Step-by-step explanation:

We have:

$\displaystyle B(t)=24.6\sin(\frac{\pi t}{10})(8-t)$

And we want to find B’(6).

So, we will need to find B(t) first. To do so, we will take the derivative of both sides with respect to x. Hence:

$\displaystyle B^\prime(t)=\frac{d}{dt}[24.6\sin(\frac{\pi t}{10})(8-t)]$

We can move the constant outside:

$\displaystyle B^\prime(t)=24.6\frac{d}{dt}[\sin(\frac{\pi t}{10})(8-t)]$

Now, we will utilize the product rule.
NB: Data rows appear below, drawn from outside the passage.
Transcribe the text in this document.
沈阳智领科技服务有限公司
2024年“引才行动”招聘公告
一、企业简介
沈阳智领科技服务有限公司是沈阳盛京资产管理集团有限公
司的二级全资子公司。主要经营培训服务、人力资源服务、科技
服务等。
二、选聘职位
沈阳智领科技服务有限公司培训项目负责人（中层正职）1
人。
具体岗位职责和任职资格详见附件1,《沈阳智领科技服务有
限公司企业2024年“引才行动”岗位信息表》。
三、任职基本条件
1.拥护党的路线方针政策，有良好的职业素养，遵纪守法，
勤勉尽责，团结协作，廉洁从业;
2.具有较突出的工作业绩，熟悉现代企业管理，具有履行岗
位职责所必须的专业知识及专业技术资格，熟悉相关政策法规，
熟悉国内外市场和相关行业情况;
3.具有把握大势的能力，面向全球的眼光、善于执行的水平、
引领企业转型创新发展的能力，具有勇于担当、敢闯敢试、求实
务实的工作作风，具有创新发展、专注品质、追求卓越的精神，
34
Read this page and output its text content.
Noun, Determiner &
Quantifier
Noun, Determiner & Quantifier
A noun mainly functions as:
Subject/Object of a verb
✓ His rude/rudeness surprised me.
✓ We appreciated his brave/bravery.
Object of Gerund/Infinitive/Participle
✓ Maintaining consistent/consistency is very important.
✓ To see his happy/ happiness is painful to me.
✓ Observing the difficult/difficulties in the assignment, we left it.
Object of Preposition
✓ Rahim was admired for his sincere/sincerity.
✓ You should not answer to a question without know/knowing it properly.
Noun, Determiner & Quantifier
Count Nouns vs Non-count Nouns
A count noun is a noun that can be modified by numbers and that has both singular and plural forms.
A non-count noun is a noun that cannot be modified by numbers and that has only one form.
The product rule is:

$(uv)^\prime=u^\prime v+u v^\prime$

We will let:

$\displaystyle u=\sin(\frac{\pi t}{10})\text{ and } \\ \\ v=8-t$

Then:

$\displaystyle u^\prime=\frac{\pi}{10}\cos(\frac{\pi t}{10})\text{ and } \\ \\ v^\prime= -1$

(The derivative of u was determined using the chain rule.)

Then it follows that:

$\displaystyle \begin{aligned} B^\prime(t)&=24.6\frac{d}{dt}[\sin(\frac{\pi t}{10})(8-t)] \\ \\ &=24.6[(\frac{\pi}{10}\cos(\frac{\pi t}{10}))(8-t) - \sin(\frac{\pi t}{10})] \end{aligned}$